Low Levels of Alcohol During Pregnancy Can Affect Facial Development in Unborn Children

Alcohol is bad for babys

According to a recent study, even low levels of alcohol consumption during pregnancy can affect the development of an unborn child's face. Heavy drinking during pregnancy is already known to cause fetal alcohol spectrum disorder, which can cause characteristic changes in a baby's facial features, cognitive abilities, and behavior.

The study was led by Gennady Roshchupkin, an epidemiologist at Erasmus Medical Centre in The Netherlands. He described a child's face as a "health mirror" that reflects their overall health.

 Roshchupkin said that a child's exposure to alcohol before birth can have significant adverse effects on their health and development, and if a mother drinks regularly and in large amounts, this can result in fetal alcohol spectrum disorder, which is often reflected in the child's facial features.

Babies with this syndrome typically have a very thin upper lip, smooth skin between the nose and upper lip (known as the philtrum), smaller eyes, and an upturned nose.
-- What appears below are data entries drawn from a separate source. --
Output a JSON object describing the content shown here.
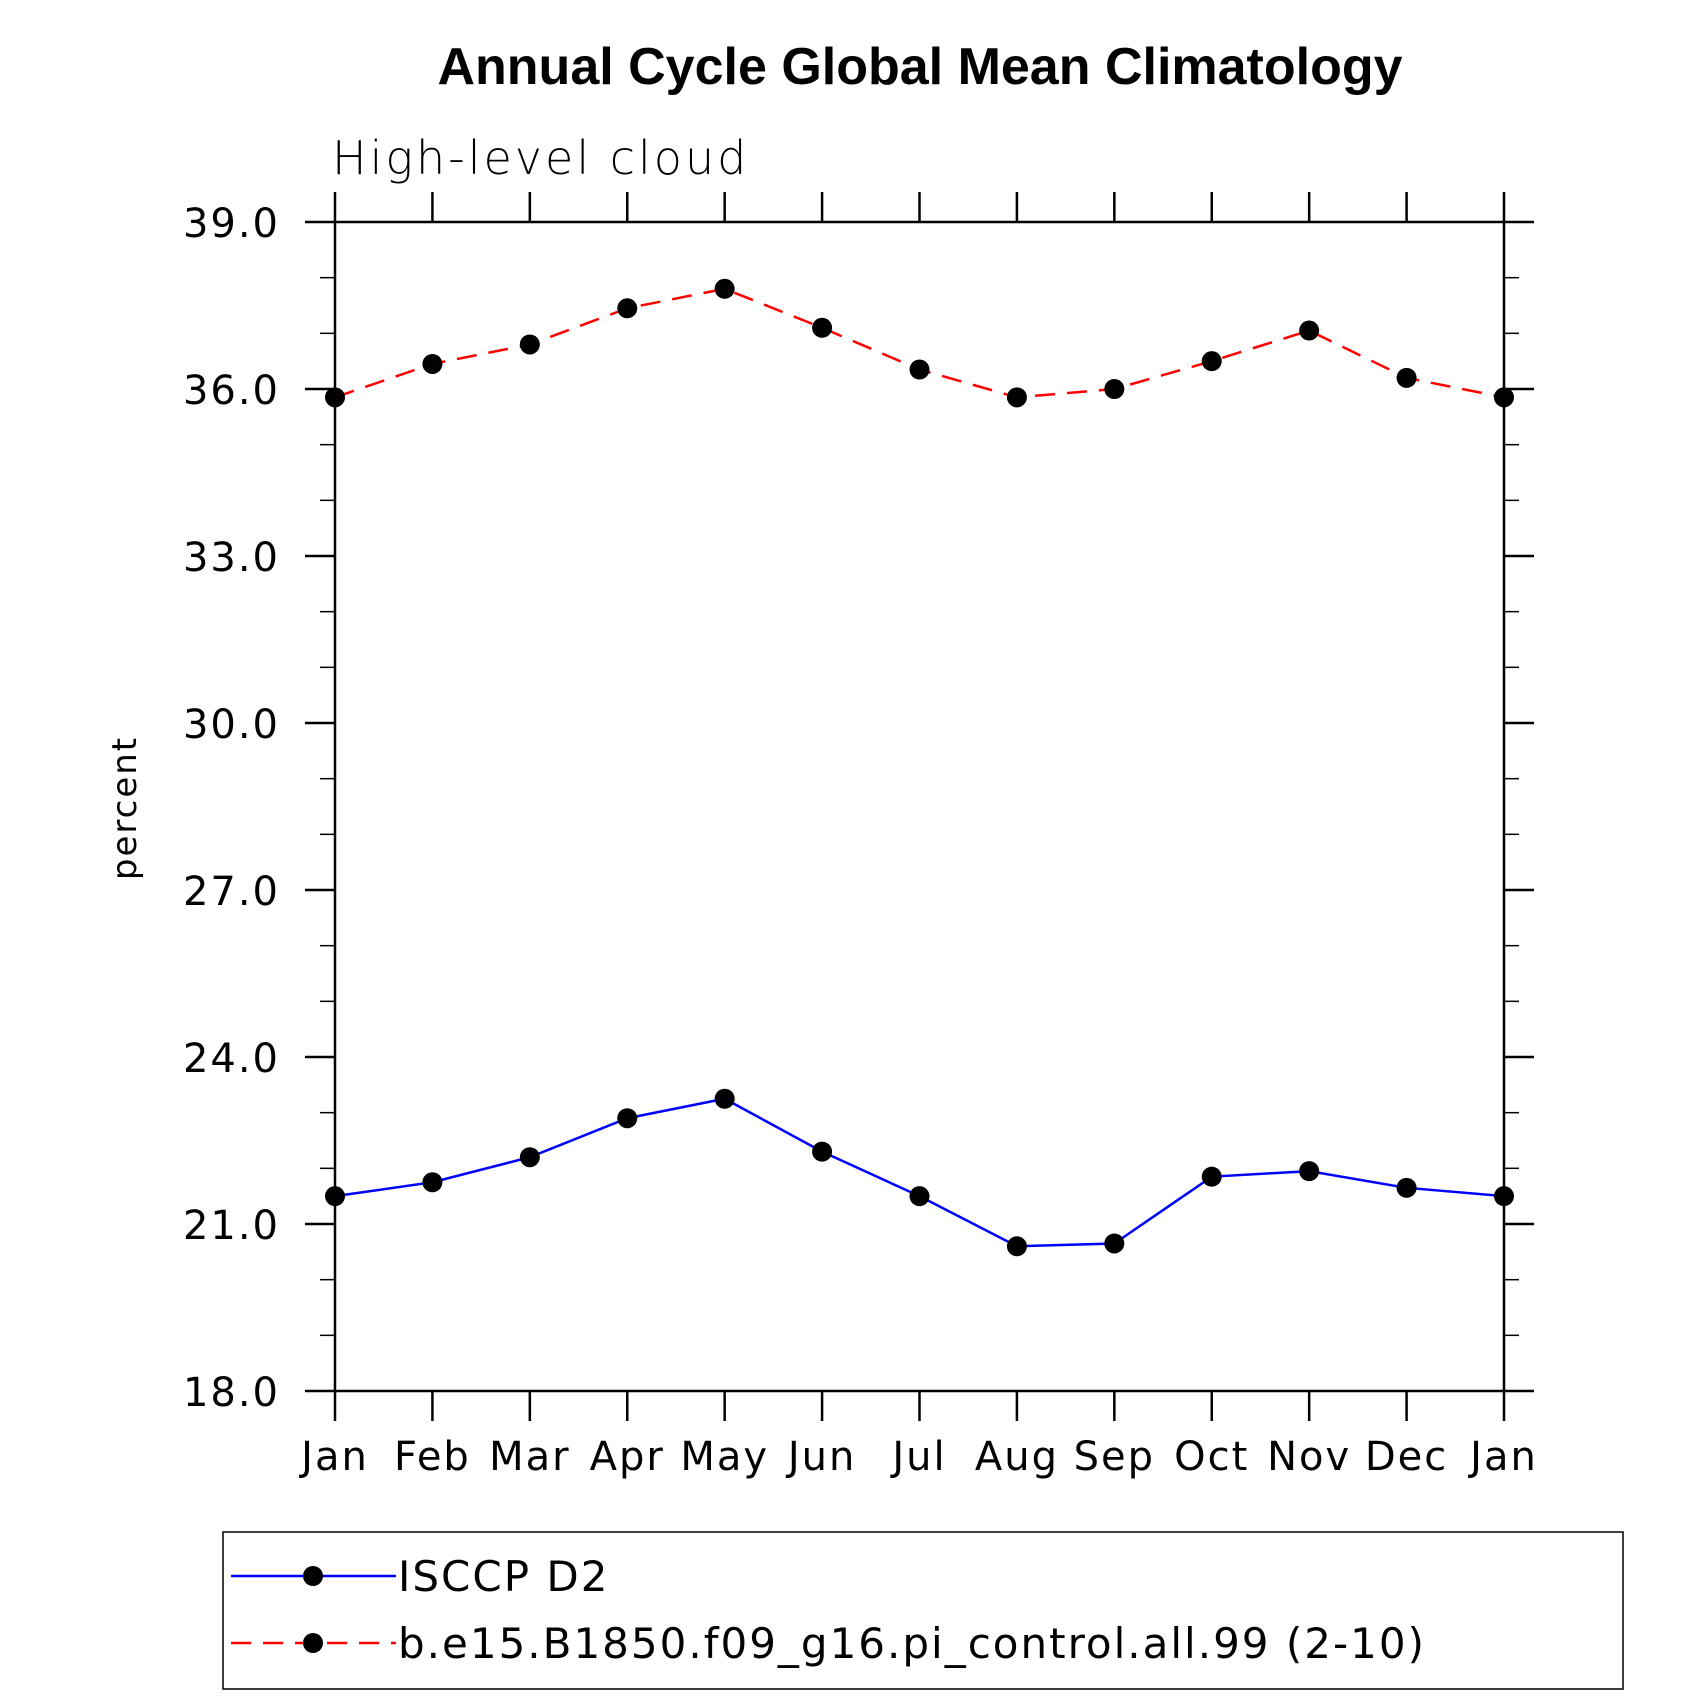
{
  "chart_data": {
    "type": "line",
    "title": "Annual Cycle Global Mean Climatology",
    "subtitle": "High-level cloud",
    "xlabel": "",
    "ylabel": "percent",
    "categories": [
      "Jan",
      "Feb",
      "Mar",
      "Apr",
      "May",
      "Jun",
      "Jul",
      "Aug",
      "Sep",
      "Oct",
      "Nov",
      "Dec",
      "Jan"
    ],
    "ylim": [
      18.0,
      39.0
    ],
    "yticks": [
      "18.0",
      "21.0",
      "24.0",
      "27.0",
      "30.0",
      "33.0",
      "36.0",
      "39.0"
    ],
    "grid": false,
    "legend_position": "bottom",
    "series": [
      {
        "name": "ISCCP D2",
        "color": "#0000ff",
        "line_style": "solid",
        "marker": "filled-circle",
        "values": [
          21.5,
          21.75,
          22.2,
          22.9,
          23.25,
          22.3,
          21.5,
          20.6,
          20.65,
          21.85,
          21.95,
          21.65,
          21.5
        ]
      },
      {
        "name": "b.e15.B1850.f09_g16.pi_control.all.99 (2-10)",
        "color": "#ff0000",
        "line_style": "dashed",
        "marker": "filled-circle",
        "values": [
          35.85,
          36.45,
          36.8,
          37.45,
          37.8,
          37.1,
          36.35,
          35.85,
          36.0,
          36.5,
          37.05,
          36.2,
          35.85
        ]
      }
    ]
  }
}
They often struggle with concentration, memory tasks, schoolwork, and socializing.

As prenatal alcohol exposure increases from left to right in children, the facial changes become more pronounced as shown by stronger reds (showing features sinking in) or stronger blues (showing features jutting out more). (Liu, et al., Human Reproduction, 2023)

Previous research has shown that even less than 70 grams of alcohol per week during pregnancy can impact the craniofacial development of infants. This recent study is the first to look at alcohol consumption levels as low as 12 grams per week.

Health advisors emphasize that there is no safe amount of alcohol to consume during pregnancy. Even small amounts of alcohol can have consequences for the development of an unborn child. 

Therefore, it's important for pregnant women to abstain from alcohol consumption for the health of their child.